Analisi del TTIP, Transatlantic Trade and Investment Partnership che unifica i mercati EU e USA per creare la zona di commercio più importante in termini di PIL

 

Gli impatti sociali del TTIP non sono semplici da codificare poiché sono il risultato di complesse dinamiche interconnesse. In linea con le proiezioni del modello utilizzato, gli stipendi di lavoratori più o meno qualificati dovrebbero aumentare dello 0,25-0,5 % e nuove opportunità di lavoro ed investimento si prospetterebbero sin dall’immediato post-ratifica specialmente nei settori in cui una compenetrazione esiste già. Vantaggi e svantaggi della partnership non saranno ripartiti equamente, alcune regioni ne trarranno maggior beneficio di altre e le zone rurali saranno sensibilmente più colpite. Si prevede, difatti, che alcuni rami della produzione agricola e dell’allevamento registreranno perdite dovute all’aumento della concorrenza sul mercato interno che potrebbero tradursi in una crescita della disoccupazione.

 

Quali disposizioni ha dunque concepito la Commissione in caso di disoccupazione cronica? Formalmente nessuna. La crescita economica in altri settori permetterà di finanziare programmi volti a mitigare il mancato introito e di riassorbire la manodopera in eccedenza. Sembra troppo facile, tanto che il Board creato per la valutazione di tale progetto legislativo ha domandato immediatamente ulteriori chiarimenti.

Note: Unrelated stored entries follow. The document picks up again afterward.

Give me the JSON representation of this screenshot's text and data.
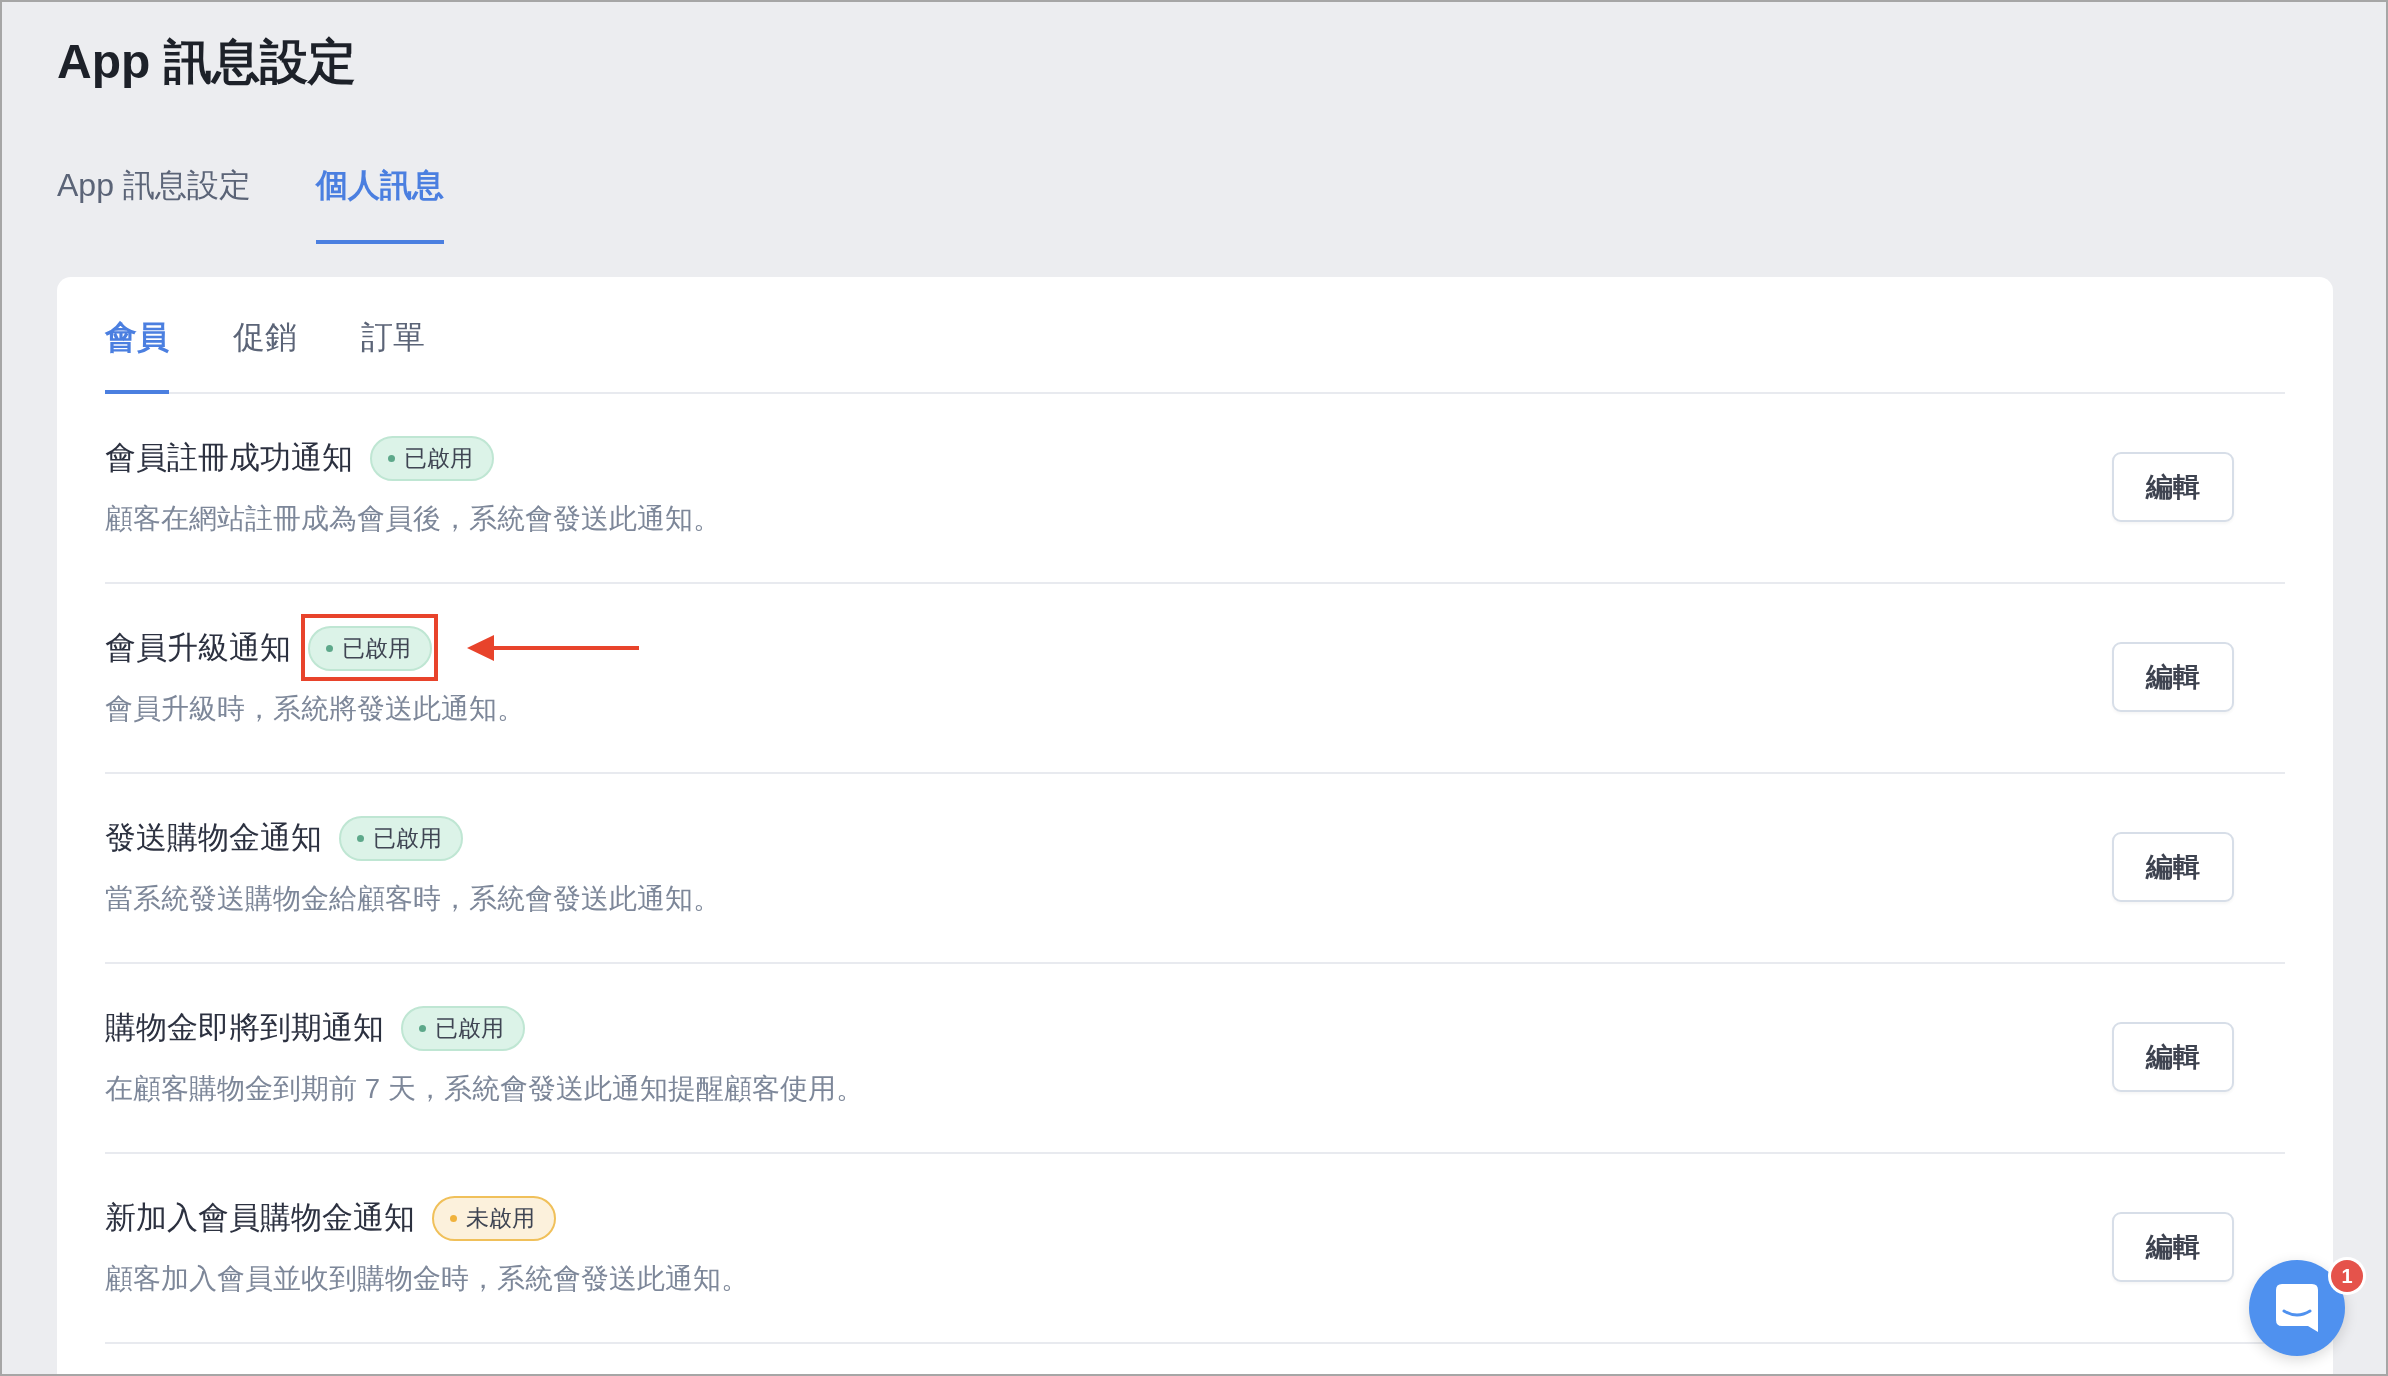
{
  "page": {
    "title": "App 訊息設定"
  },
  "tabs": [
    {
      "label": "App 訊息設定",
      "selected": false
    },
    {
      "label": "個人訊息",
      "selected": true
    }
  ],
  "card": {
    "tabs": [
      {
        "label": "會員",
        "selected": true
      },
      {
        "label": "促銷",
        "selected": false
      },
      {
        "label": "訂單",
        "selected": false
      }
    ],
    "notifications": [
      {
        "title": "會員註冊成功通知",
        "status": "已啟用",
        "enabled": true,
        "highlighted": false,
        "description": "顧客在網站註冊成為會員後，系統會發送此通知。",
        "button": "編輯"
      },
      {
        "title": "會員升級通知",
        "status": "已啟用",
        "enabled": true,
        "highlighted": true,
        "description": "會員升級時，系統將發送此通知。",
        "button": "編輯"
      },
      {
        "title": "發送購物金通知",
        "status": "已啟用",
        "enabled": true,
        "highlighted": false,
        "description": "當系統發送購物金給顧客時，系統會發送此通知。",
        "button": "編輯"
      },
      {
        "title": "購物金即將到期通知",
        "status": "已啟用",
        "enabled": true,
        "highlighted": false,
        "description": "在顧客購物金到期前 7 天，系統會發送此通知提醒顧客使用。",
        "button": "編輯"
      },
      {
        "title": "新加入會員購物金通知",
        "status": "未啟用",
        "enabled": false,
        "highlighted": false,
        "description": "顧客加入會員並收到購物金時，系統會發送此通知。",
        "button": "編輯"
      }
    ]
  },
  "chat": {
    "unread": "1"
  }
}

Come sarà possibile reintegrare lavoratori da un settore all’altro nel breve/medio periodo resta comunque un quesito senza risposta certa. Per quanto concerne la governance in materia di diritto del lavoro, i padri del TTIP affermano che dovrebbe uscirne rafforzata (come d’altronde quella della gestione ambientale) benché gli Stati Uniti non abbiano ratificato molte delle convenzioni dell’Organizzazione Mondiale del Lavoro. L’UE riuscirà ad imporre la sua volontà ad un paese che in diplomazia estera non ha quasi mai perso una battaglia anche qualora la discussione politica si è protratta “con altri mezzi”?

 

Passiamo infine alle conseguenze economiche del TTIP. Un primo risultato evidente sarebbe la crescita del potere d’acquisto dei consumatori dovuto soprattutto all’aumento dell’offerta e della concorrenza sul mercato europeo. Come spiegato in parte nel paragrafo precedente, l’altra faccia della medaglia sono i potenziali rischi per determinati settori produttivi e per la piccola e media impresa che dispone di minori fondi di investimento per il restauro. L’apertura del mercato statunitense rappresenta ovviamente un’opportunità anche per quest’ultima, tuttavia non è detto che tutte le imprese siano in grado di competere con la loro controparte americana. Questa grande opportunità economica di cui stiamo vagamente parlando è stata calcolata tramite un apposito modello matematico: nel caso di un efficace trattato che preveda l’abbattimento di tutte le misure tariffarie e si estenda anche alle regolamentazioni vigenti sui prodotti, ai servizi e agli approvvigionamenti statali, il PIL dell’Unione aumenterebbe dello 0,48% su base annua a partire dal 2027. Un dato che potrebbe apparire leggermente demotivante, considerate le controindicazioni del caso, e che oltretutto non spiega niente sulla distribuzione di una tale ricchezza. Come si spiega allora tanta determinazione a implementare la partnership atlantica?

 

L’ostinazione dei leader europei si spiega attraverso due semplici motivazioni la cui portata è lungi dall’essere marginale. Prima di tutto la leadership intende mostrare come l’uscita dall’impasse economica degli ultimi anni necessiti anche dell’intervento dell’UE: un aumento del PIL dello 0,48% non sarà un risultato fenomenale, ma in ogni caso è una boccata d’aria fresca per i paesi più provati. Inoltre l’adempimento del TTIP permetterebbe la formazione della zona di libero scambio più importante del globo in termini di PIL mondiale. Gli Stati Uniti continuerebbero nella loro politica di contenimento della Cina mentre l’UE proverebbe a recuperare terreno su alcuni dei suoi maggiori concorrenti rilanciando il trend positivo delle esportazioni verso i porti della East Coast.

Ci sarebbe ancora molto altro da dire, ma sono sicuro che già solo queste due ragioni appaiano più che sufficienti perché chi il TTIP lo vuole a tutti i costi sia pronto a “sollevare un polverone per nulla”.